Voir Paris”, toujours

Que ce soit au Sri Lanka ou ailleurs, le discours des candidats est toujours le même. À Tangalle, notre jeune homme nous expliquait : “On ne peut pas partir, on nous refuse les visas. On veut juste rejoindre un grand pays, on regarde ceux qui sont les plus proches de chez nous. J’aimerais voir Paris.” Ces mots sont entrés en raisonnance avec un vieux reportage, réalisé à Diego, à Madagascar, il y a cinq ans. Une jeune femme nous expliquait alors : “Partir de Madagascar ? Mais non, je suis bien ici. J’aimerais juste voyager, voir un jour la tour Eiffel. Mais pour une jeune femme malgache et célibataire, le visa est impossible à acquérir.”

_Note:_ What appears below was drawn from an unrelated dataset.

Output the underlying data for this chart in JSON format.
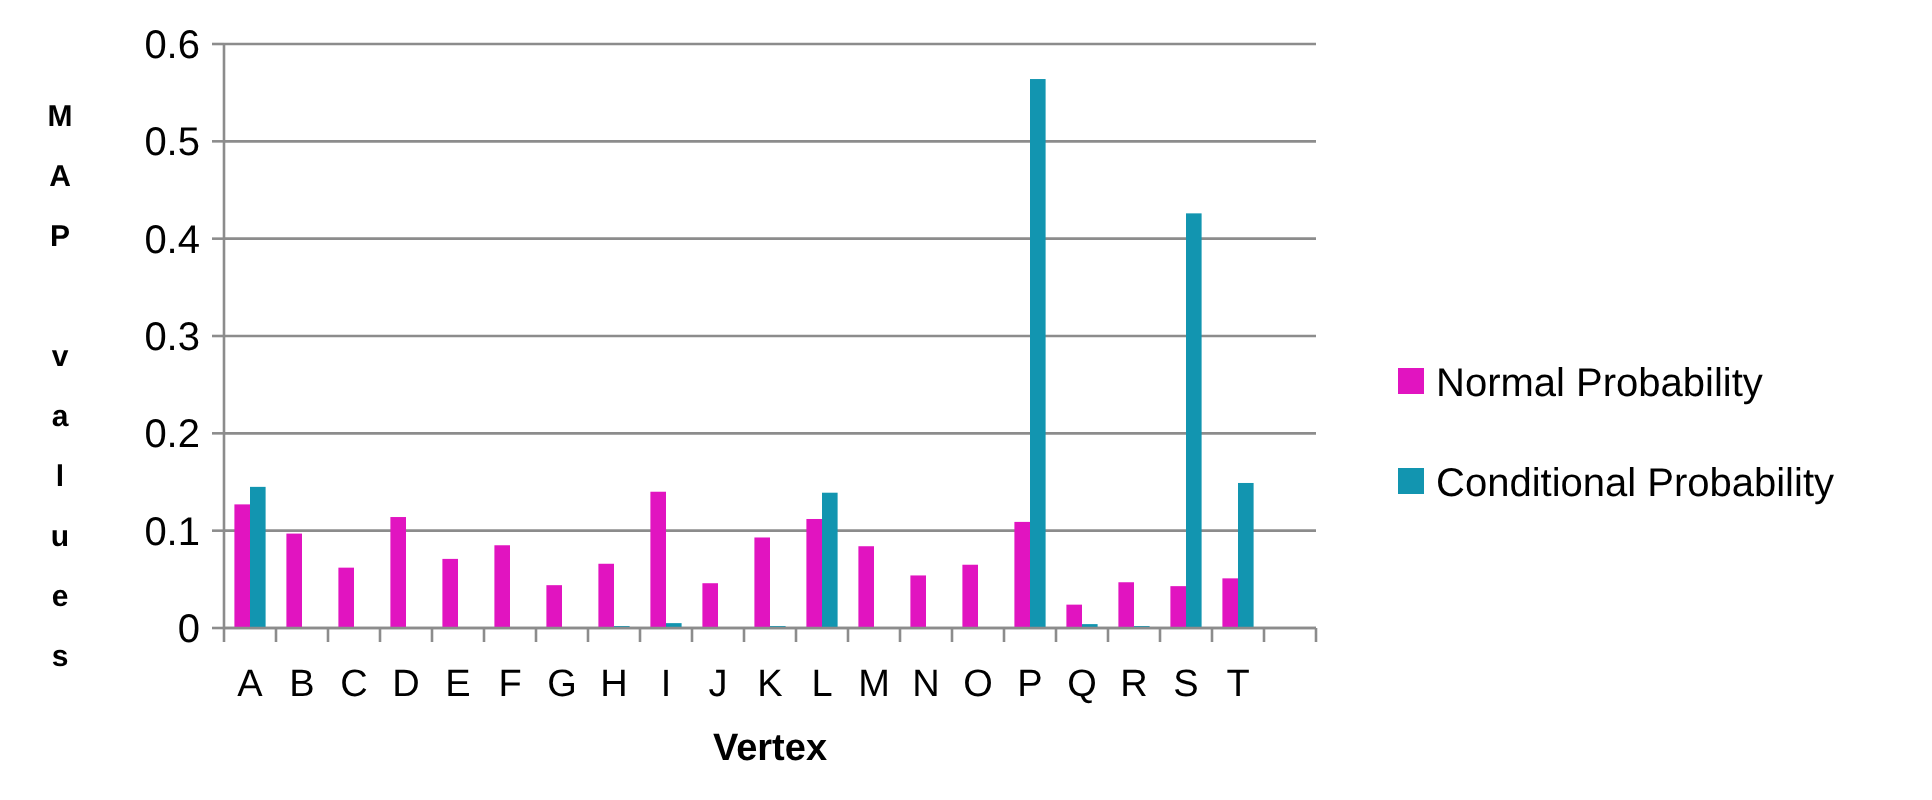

Vu par deux touristes, le Sri Lanka semble en paix. Les hommes et les femmes en armes rencontrés se trouvaient aux environs de l’aéroport, des ambassades et des chantiers colossaux d’immeubles financés par la Chine. Selon Amnesty International, les principales persécutions ont lieu contre les Tamouls, dans le Nord, suspectés d’entretenir des liens avec les  Tigres Tamouls, indépendantistes en guerre contre l’État Sri Lankais jusqu’en 2009, auteurs d’attentats meurtriers réprimés dans le sang : “Des Tamouls soupçonnés d’être liés aux LTTE étaient toujours détenus par les autorités au titre de la PTA, qui autorise la détention administrative prolongée et fait reposer la charge de la preuve sur les prisonniers qui affirment avoir subi des actes de torture ou d’autres mauvais traitements.” “Depuis dix ans, notre pays est pacifique, nous expliquait un monsieur rencontré dans les Hauts de l’Île, au milieu des plantations de thé de Ella. À ma connaissance, il n’y a pas de persécutions religieuses. Contre les chrétiens ? Si des gens qui arrivent chez vous vous disent qu’ils sont persécutés parce qu’ils sont chrétiens, ils vous mentent. Tout le monde s’entend bien, chez nous.” C’est ce qu’affirmaient pourtant les six Sri Lankais retrouvés au large de Saint-Gilles en mars. C’est ce que dit l’organisation Solidarité chrétienne internationale

 

Persécutés ou pas, en fait, on s’en fout

 

Qu’en pense notre jeune homme de Tangalle ? Il ne parle pas de religion. “La vie est dure, ici, il y a plein d’histoires entre nous, une ambiance compliquée, dangereuse. Et on ne peut pas partir, on nous refuse les visas. On veut juste rejoindre un grand pays, on regarde ceux qui sont les plus proches de chez nous. Pas en Inde, c’est pareil qu’ici.” Il n’en dira pas plus. Sinon qu’il aimerait voir Paris.

Le Sri Lanka ne connaît quasiment pas le chômage, moins de 5% en 2015. “Et ceux qui ne travaillent pas trouvent toujours un moyen de gagner un peu d’argent ici et là“, nous expliquait-on à Ella. “Ici, il y a peu de sans-abri. Et l’État essaie de s’en occuper, de les envoyer dans des endroits où ils peuvent se reposer, se nourrir, nous expliquait un autre Sri Lankais, à Polonnâruvâ. Un jour, j’avais rencontré un Américain qui m’avait raconté tous les sans abris qu’il y avait aux États-Unis, je n’en revenais pas qu’il y ait autant de pauvres chez vous !

L’espérance de vie à la naissance est de soixante-quatorze ans ; l’alphabétisation des jeunes frôle les 100% (source). Mais un Sri Lankais gagne en moyenne environ trois cents euros par mois, le Sri Lanka est un pays pauvre. Pourquoi ces chiffres ? On n’en sait même rien : l’article 13 de la Déclaration universelle des droits de l’homme dit : “Toute personne a le droit de quitter tout pays, y compris le sien, et de revenir dans son pays.” Qu’il soit riche ou pauvre, en danger ou non, donc. Nous, personne ne nous a pris la tête pour nous empêcher d’aller chez eux.

Loïc Chaux

 

N. B. : Amis lecteurs, si vous voulez continuer à avoir foi dans le genre humain, ne lisez pas les commentaires des sites d’actu locaux.

 

Oui, ceci est une photo de vacances de la gare de Colombo. On n’avait que ça, ou des selfies.